A note on Kentucky county clerk Kim Davis
Former Arkansas Governor and presidential candidate Mike Huckabee responds as follows to a federal judge’s contempt finding against Rowan County clerk Kim Davis:
Kim Davis in federal custody removes all doubts about the criminalization of Christianity in this country. We must defend #ReligiousLiberty!
— Gov. Mike Huckabee (@GovMikeHuckabee) September 3, 2015
Henceforth when I think of Gov. Mike Huckabee it will be as someone unfamiliar with the legal concept of contempt of court. Gabriel Malor has dissected Huckabee’s enthusiasm for a purported right to defy SCOTUS rulings.
Kim Davis purges the contempt if she either carries out her public duties or quits her public office. So she is not in jail for refusing to violate her religion, unless her religion requires her to keep her public job (cool religion!). And while the traditional contempt power of the Anglo-American courts does generate various disturbing results — jailing dads for breaking a court order to see their kids, for example — pressure to resign a public office rates, to me, fairly low on the scale.
Speaking for myself, if my lawyers encouraged me to commit contempt of court, I might begin to wonder whose side they were on. Kim Davis’s Liberty Counsel lawyers, of course, were at the center of the extraordinary Miller-Jenkins case, much covered at this site, in which a client not only defied a court order but kidnapped a child along the way. And from Michelle Meyer, professional obligations of lawyers counseling clients re: contempt. (N.B.: Staver says Liberty Counsel “would never counsel a client to violate the law.”)
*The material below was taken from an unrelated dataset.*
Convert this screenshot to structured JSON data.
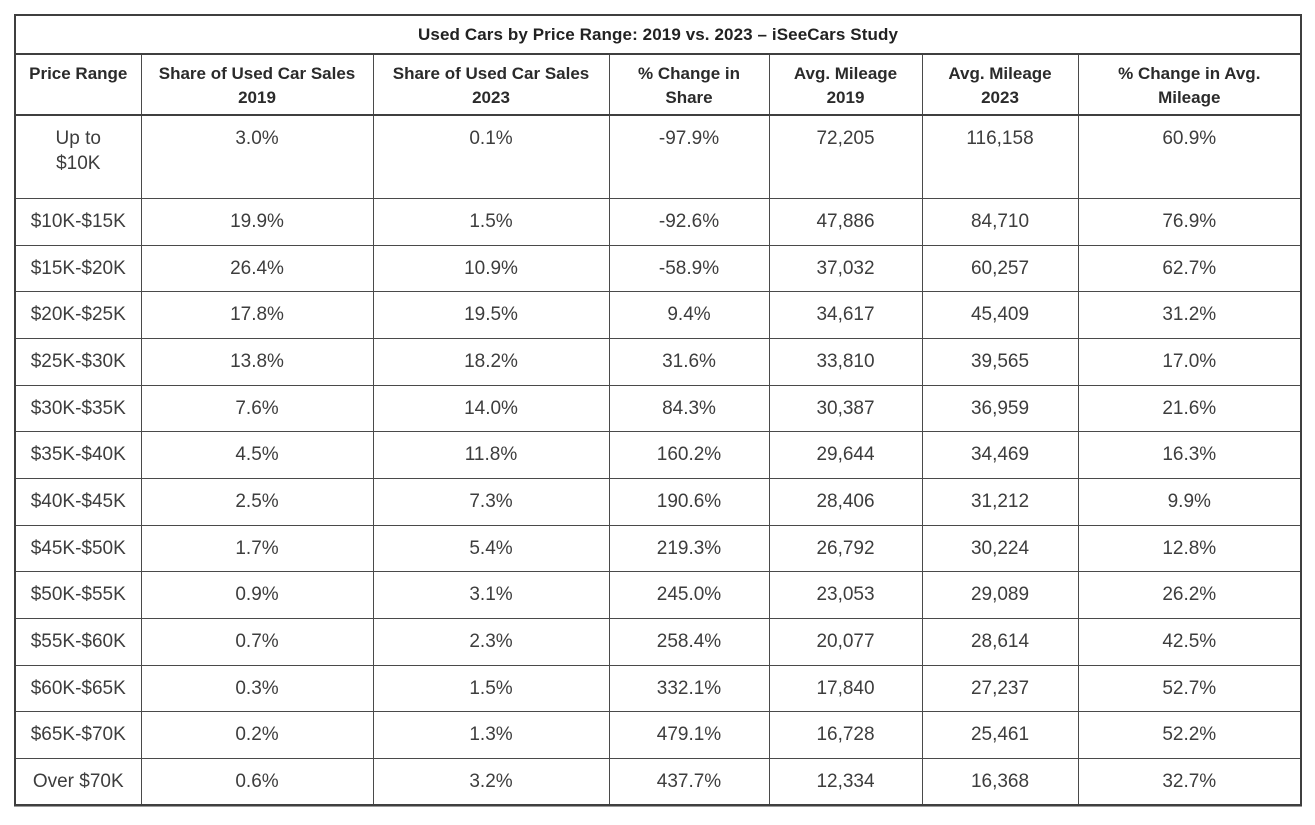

Plus: As Chris Geidner notes at BuzzFeed, Kentucky does not provide for recall of county clerks or removal by the governor for official misconduct. And Carly Fiorina, grown-up in the room: “when you are a government employee, I think you take on a different role.”
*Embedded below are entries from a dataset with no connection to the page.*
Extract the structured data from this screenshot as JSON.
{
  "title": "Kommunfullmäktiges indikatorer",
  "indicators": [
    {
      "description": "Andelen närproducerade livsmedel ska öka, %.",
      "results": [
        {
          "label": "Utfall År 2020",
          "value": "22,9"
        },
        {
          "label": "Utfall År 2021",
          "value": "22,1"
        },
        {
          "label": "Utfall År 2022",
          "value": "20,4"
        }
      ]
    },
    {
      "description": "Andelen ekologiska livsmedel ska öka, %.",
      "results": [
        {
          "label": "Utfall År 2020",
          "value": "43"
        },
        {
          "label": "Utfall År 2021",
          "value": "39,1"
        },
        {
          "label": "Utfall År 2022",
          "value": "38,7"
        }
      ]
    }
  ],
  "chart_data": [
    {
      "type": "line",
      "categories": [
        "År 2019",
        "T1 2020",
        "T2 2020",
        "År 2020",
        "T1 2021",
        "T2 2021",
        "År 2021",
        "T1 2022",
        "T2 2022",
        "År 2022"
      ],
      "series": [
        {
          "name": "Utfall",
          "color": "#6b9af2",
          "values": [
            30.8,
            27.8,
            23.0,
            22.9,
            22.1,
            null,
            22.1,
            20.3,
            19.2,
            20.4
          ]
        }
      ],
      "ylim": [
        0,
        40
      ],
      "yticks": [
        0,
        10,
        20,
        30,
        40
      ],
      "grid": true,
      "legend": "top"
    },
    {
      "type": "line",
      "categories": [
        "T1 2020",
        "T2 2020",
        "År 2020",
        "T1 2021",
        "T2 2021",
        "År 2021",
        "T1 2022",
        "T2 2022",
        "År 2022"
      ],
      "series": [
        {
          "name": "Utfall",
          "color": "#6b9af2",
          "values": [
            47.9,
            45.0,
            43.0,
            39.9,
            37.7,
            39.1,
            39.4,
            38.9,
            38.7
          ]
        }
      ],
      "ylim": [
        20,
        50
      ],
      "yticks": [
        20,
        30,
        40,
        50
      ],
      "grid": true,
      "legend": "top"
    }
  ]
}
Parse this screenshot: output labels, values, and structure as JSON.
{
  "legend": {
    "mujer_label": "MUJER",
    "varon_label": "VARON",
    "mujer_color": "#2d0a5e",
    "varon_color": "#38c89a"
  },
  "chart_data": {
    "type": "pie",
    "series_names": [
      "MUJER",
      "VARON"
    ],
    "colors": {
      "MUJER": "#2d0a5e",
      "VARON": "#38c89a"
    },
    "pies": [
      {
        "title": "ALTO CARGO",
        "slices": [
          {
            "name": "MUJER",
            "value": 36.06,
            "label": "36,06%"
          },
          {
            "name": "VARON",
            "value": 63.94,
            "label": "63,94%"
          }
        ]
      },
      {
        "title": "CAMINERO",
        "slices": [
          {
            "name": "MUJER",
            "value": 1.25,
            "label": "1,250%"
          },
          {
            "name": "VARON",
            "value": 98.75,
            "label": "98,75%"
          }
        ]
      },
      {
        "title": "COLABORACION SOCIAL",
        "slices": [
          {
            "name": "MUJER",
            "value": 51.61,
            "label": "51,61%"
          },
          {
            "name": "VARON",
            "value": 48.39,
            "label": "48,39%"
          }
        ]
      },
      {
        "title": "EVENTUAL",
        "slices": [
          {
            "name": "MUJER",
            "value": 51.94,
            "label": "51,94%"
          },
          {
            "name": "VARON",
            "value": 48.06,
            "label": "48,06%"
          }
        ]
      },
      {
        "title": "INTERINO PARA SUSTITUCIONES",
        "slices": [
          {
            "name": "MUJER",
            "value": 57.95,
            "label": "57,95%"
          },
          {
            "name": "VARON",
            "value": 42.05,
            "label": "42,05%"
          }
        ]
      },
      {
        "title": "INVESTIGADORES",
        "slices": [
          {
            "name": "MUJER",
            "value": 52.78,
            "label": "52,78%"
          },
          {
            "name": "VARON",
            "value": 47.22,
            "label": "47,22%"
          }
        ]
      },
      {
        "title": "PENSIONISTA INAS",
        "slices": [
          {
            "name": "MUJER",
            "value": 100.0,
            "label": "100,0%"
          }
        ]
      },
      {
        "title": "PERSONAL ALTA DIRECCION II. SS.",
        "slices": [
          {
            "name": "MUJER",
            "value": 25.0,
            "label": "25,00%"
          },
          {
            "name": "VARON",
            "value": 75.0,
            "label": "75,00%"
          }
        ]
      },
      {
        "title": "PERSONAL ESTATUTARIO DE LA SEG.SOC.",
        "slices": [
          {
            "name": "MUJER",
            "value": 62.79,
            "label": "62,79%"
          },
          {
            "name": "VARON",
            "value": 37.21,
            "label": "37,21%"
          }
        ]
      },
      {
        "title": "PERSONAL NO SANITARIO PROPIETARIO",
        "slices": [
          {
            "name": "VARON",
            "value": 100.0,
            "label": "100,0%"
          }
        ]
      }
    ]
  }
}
P.S. In general, courts have a range of remedial options when faced with contempt, such as fines. Their discretion is bounded by various factors; for example, they are not supposed to resort to harsher remedies if milder ones would obtain compliance. Many of the comparisons being bandied about, by the way, involve officials who were defying some law but were not themselves personally under a court order not to do so.
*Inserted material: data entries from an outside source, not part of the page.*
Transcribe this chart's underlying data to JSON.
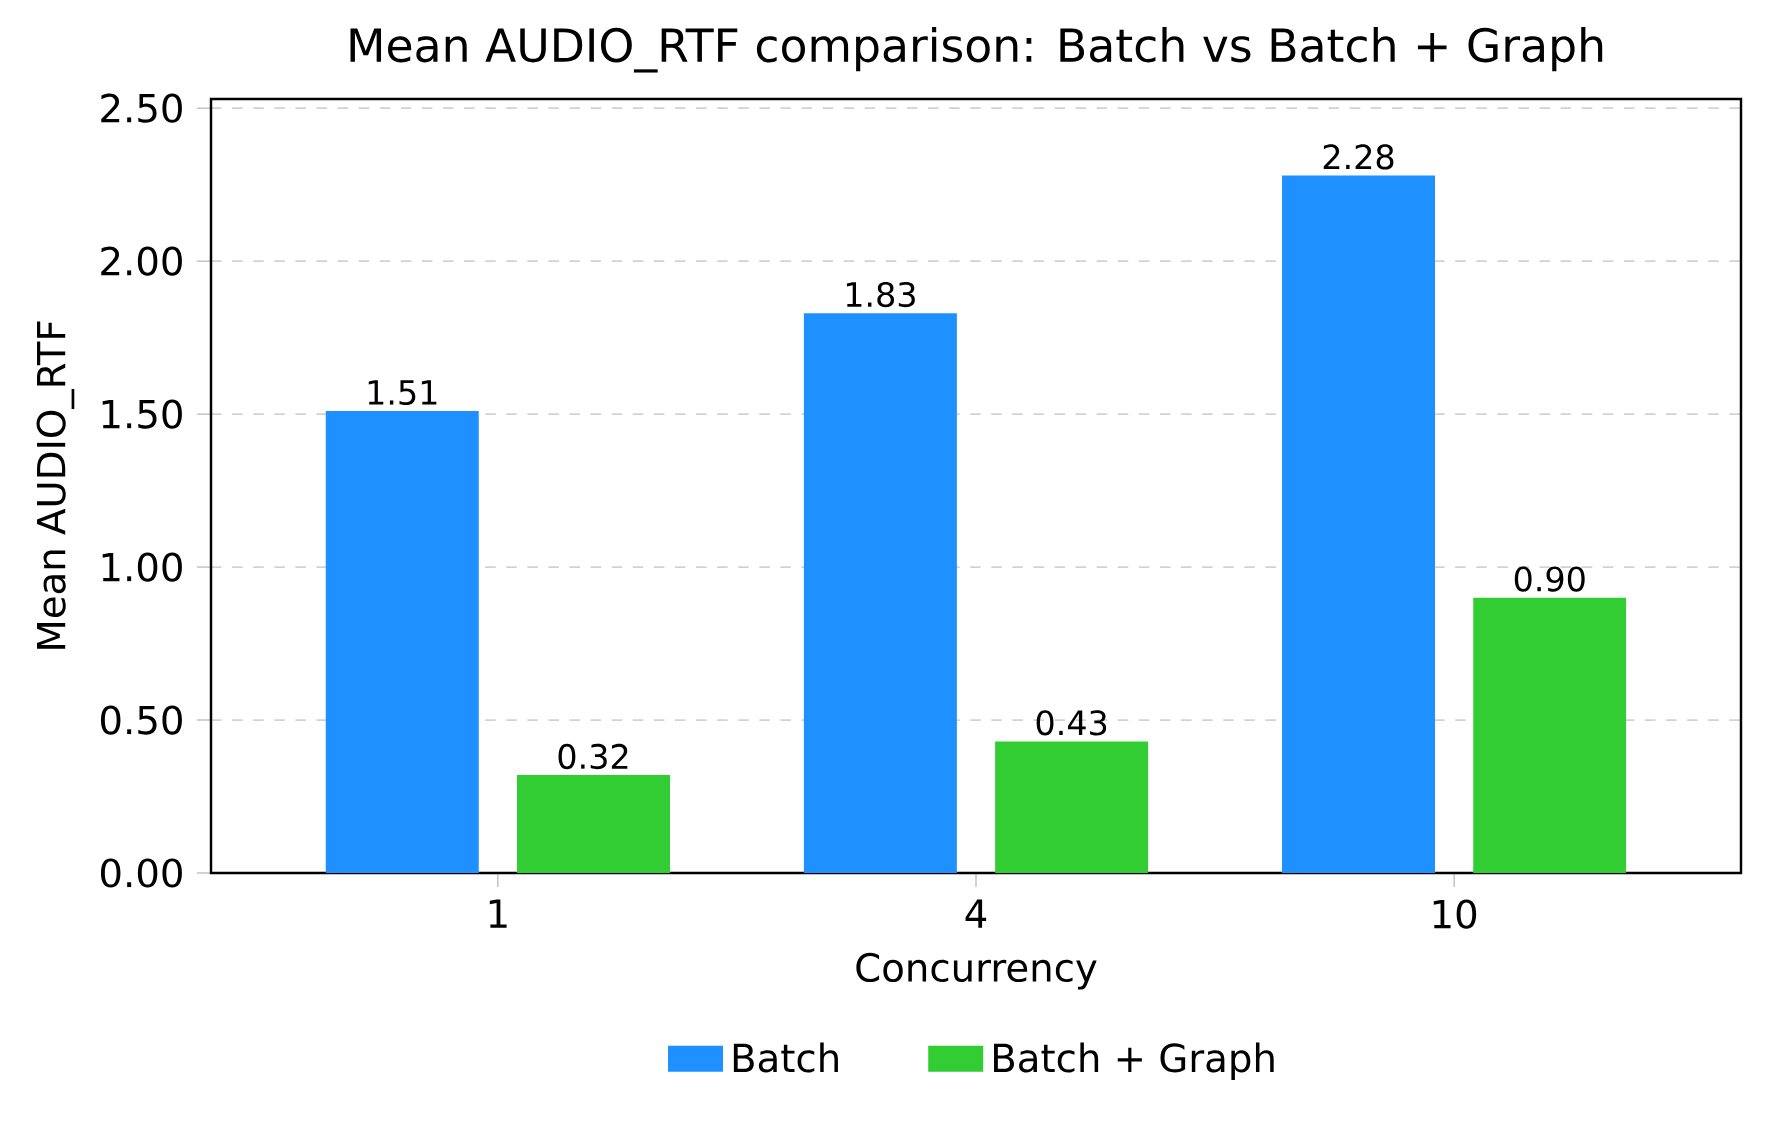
{
  "chart_data": {
    "type": "bar",
    "title": "Mean AUDIO_RTF comparison: Batch vs Batch + Graph",
    "xlabel": "Concurrency",
    "ylabel": "Mean AUDIO_RTF",
    "categories": [
      "1",
      "4",
      "10"
    ],
    "series": [
      {
        "name": "Batch",
        "color": "#1e90ff",
        "values": [
          1.51,
          1.83,
          2.28
        ],
        "value_labels": [
          "1.51",
          "1.83",
          "2.28"
        ]
      },
      {
        "name": "Batch + Graph",
        "color": "#32cd32",
        "values": [
          0.32,
          0.43,
          0.9
        ],
        "value_labels": [
          "0.32",
          "0.43",
          "0.90"
        ]
      }
    ],
    "ylim": [
      0,
      2.53
    ],
    "yticks": [
      {
        "value": 0,
        "label": "0.00"
      },
      {
        "value": 0.5,
        "label": "0.50"
      },
      {
        "value": 1,
        "label": "1.00"
      },
      {
        "value": 1.5,
        "label": "1.50"
      },
      {
        "value": 2,
        "label": "2.00"
      },
      {
        "value": 2.5,
        "label": "2.50"
      }
    ],
    "grid": "y",
    "legend": "bottom"
  }
}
A curious argument making the rounds posits it as somehow relevant that marriage law changed after Davis won elected office, supposedly upsetting her reliance on expectations of what duties she would be called on to perform. That’s not really a legal question, in the sense of casting any doubt on whether she is expected to follow the laws of Kentucky and the United States in current form if she wants to hold office. It’s more of a union shop steward’s argument — “you can’t change my job duties unless you bargain with me first.”
And: Thoughtful Dan McLoughlin what-goes-around-comes-around on lawlessness, Kim Davis, and the pervasiveness of double standards.